Help! My data are not normal... . Pointers in [Zuur et al. (2009)](https://www.springer.com/gp/book/9780387874579).

* Count data --> Poisson, Negative Binomial, -- 'Excess of zeroes'.

* Ordinal --> probit / censored regression.

* 'Weird' functions. Gamma distribution.

---
## Cool stuff, which I am unable to cover.

* Machine learning. ('caret' package, Random forests) and text mining: check [here](http://tidytextmining.com/).

* Social network analysis. (Citation network analysis, [for example](https://connmal.github.io/Bibliometrix_Northumbria/About.html))

* Bayesian statistics. Check out McElreath, R. (2015). _Statistical Rethinking. Texts in Statistical Science_. CRC Press. --> new version due soon.

* [Meta-analysis](https://tvpollet.github.io/Meta-analysis_course). Check out the amazing 'metafor' package.

* Statistical simulation. If you are interested, have a read of an example [here](https://link.springer.com/article/10.1007/s40750-016-0050-z).

* [Using R for writing](https://rpubs.com/YaRrr/papaja_guide).

* 'Shiny': App. building.

---
## Rcmdr

SPSS-light.

(Thomas opens 'Rcmdr').

---
## Running your analyses for your projects.

* Distinguish between exploratory and confirmatory analyses. Make analysis plan ahead.

* Visual checks. Correlation matrices/plots. Any issues identified?

* Find the fitting analysis. (Most likely one we have seen?). Check assumptions! (Is it multilevel?)

* Run the analysis. Bootstrap if you can. Check if different methods lead to same conclusion.

---
## Stuff which I have missed?

Any statistical tests you commonly employ that we have not covered?

---
## Complete feedback form online.

What will (likely) change with regards to next year... .

* Exercises (Do you want more?). Perhaps interactive. Might become *mandatory*.
* ...

Any feedback, points you want to raise?

---

## Marks.

Still all to play for... .

Feedback via Turnitin.

You can post questions via blackboard (BB). Book an appointment with me for substantive issues, only if unresolved via BB ([check availability](https://tvpollet.github.io/calendar/)).

Questions on assignment via discussion board.

Will not answer any questions post May 13th (1 pm).

---
## Exercise.

No set exercise, other than that I want you to explore an R package and see what it does. Alternatively, work through a tutorial. (see some examples [here](http://personality-project.org/r/)) or [here](https://www.bigbookofr.com/)).

No inspiration then look through R-bloggers or datacamp. Or my tweets... .
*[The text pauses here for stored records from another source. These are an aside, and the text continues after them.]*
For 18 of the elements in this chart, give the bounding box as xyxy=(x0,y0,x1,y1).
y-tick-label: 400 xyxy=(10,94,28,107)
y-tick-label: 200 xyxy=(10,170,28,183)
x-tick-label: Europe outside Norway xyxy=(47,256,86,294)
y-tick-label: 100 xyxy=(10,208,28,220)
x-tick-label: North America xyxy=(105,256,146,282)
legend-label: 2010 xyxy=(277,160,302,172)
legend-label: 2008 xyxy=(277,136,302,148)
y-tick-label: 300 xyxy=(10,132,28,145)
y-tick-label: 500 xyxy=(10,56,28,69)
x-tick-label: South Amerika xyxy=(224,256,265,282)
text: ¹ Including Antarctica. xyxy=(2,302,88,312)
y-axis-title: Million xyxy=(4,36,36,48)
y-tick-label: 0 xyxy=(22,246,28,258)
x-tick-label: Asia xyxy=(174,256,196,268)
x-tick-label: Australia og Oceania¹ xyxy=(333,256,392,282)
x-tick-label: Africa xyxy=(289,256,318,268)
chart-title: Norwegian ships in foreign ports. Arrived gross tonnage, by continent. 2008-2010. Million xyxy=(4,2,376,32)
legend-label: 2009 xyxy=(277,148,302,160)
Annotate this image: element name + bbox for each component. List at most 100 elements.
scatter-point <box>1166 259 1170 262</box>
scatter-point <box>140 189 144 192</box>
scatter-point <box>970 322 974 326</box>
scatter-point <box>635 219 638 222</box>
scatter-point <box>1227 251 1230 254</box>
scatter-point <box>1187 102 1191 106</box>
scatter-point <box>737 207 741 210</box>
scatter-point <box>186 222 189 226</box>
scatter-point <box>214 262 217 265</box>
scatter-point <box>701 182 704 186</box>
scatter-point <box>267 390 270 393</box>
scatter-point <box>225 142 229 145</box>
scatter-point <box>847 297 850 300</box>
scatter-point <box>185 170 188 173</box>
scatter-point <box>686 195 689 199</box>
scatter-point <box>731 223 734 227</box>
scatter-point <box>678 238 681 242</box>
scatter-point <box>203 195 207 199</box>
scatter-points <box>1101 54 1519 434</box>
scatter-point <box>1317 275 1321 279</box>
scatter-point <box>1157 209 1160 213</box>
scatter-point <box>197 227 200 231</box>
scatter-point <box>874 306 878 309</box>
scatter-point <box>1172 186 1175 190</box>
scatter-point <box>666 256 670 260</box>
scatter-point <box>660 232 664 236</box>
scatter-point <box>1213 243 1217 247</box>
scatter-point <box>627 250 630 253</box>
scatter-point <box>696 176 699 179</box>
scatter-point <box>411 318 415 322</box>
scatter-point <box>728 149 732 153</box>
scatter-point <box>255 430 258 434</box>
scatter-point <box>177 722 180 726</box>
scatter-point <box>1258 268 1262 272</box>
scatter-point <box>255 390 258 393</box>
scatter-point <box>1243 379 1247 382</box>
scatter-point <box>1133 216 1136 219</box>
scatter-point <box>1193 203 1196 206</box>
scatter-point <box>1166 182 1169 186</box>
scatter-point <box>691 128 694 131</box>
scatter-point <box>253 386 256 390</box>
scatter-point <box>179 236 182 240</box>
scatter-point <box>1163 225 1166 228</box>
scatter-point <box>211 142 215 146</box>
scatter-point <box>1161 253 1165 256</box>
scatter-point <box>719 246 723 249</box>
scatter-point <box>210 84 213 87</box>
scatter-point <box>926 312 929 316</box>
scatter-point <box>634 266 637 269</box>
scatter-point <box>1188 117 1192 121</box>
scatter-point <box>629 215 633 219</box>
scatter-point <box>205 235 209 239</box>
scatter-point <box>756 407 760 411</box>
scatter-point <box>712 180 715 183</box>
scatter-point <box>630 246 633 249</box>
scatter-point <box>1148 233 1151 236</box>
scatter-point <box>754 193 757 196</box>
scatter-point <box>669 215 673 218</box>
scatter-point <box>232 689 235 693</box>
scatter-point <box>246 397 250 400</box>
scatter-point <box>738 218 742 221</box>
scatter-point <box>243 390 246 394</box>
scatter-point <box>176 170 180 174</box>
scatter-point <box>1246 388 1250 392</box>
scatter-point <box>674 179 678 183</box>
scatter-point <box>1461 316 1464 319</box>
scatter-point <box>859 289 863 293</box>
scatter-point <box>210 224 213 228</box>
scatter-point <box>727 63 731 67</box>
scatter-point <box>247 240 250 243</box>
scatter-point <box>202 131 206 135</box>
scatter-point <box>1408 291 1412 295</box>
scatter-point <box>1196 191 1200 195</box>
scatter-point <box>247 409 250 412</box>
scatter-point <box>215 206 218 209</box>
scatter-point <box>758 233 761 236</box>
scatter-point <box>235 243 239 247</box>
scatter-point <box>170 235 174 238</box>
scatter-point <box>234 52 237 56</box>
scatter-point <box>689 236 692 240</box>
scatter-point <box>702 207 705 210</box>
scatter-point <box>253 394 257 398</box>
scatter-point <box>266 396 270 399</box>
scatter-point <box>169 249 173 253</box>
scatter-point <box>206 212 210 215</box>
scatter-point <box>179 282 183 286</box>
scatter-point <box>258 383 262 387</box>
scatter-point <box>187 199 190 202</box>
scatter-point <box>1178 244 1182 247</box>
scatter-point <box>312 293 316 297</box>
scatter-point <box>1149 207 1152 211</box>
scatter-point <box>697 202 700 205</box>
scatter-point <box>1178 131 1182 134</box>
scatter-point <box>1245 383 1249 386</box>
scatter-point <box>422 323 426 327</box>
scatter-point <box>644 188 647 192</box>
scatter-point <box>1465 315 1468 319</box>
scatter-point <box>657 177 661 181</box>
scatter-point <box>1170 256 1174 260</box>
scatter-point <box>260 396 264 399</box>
Look at the vignette, example code, and try it on some data. Write it up in a small notebook.

---
## References (and further reading.)
Also check the reading list! (many more than listed here).

* Gelman, A., & Hill, J. (2006). _Data analysis using regression and multilevel/hierarchical models._ New York, NY: Cambridge University Press.

* Gelman, A., Hill, J., & Vehtari, A. (2020). _Regression and other stories._ New York, NY: Cambridge University Press.

* Hox, J. J. (2010). _Multilevel analysis: Techniques and applications (2nd ed.)._ London: Taylor & Francis.

* Magnusson, K. (2015). Using R and lme/lmer to fit different two- and three-level longitudinal models [http://rpsychologist.com/r-guide-longitudinal-lme-lmer](http://rpsychologist.com/r-guide-longitudinal-lme-lmer)

* Nieuwenhuis, R. (2017). R-Sessions 16: Multilevel Model Specification (lme4) [http://www.rensenieuwenhuis.nl/r-sessions-16-multilevel-model-specification-lme4/](http://www.rensenieuwenhuis.nl/r-sessions-16-multilevel-model-specification-lme4/)

---
## References continued.

* Snijders, T. A. B., & Berkhof, J. (2008). Diagnostic Checks for Multilevel Models. In: _Handbook of Multilevel Analysis_ (pp. 141–175). New York, NY: Springer New York. http://doi.org/10.1007/978-0-387-73186-5_3

* Snijders, T. A. B., & Bosker, R. J. (1999). _Multilevel analysis: An introduction to basic and advanced multilevel modeling_. London: Sage Publications Limited.

* Zuur, A., Ieno, E. N., Walker, N., Saveliev, A. A., & Smith, G. M. (2009). _Mixed effects models and extensions in ecology with R._ New York, NY: Springer.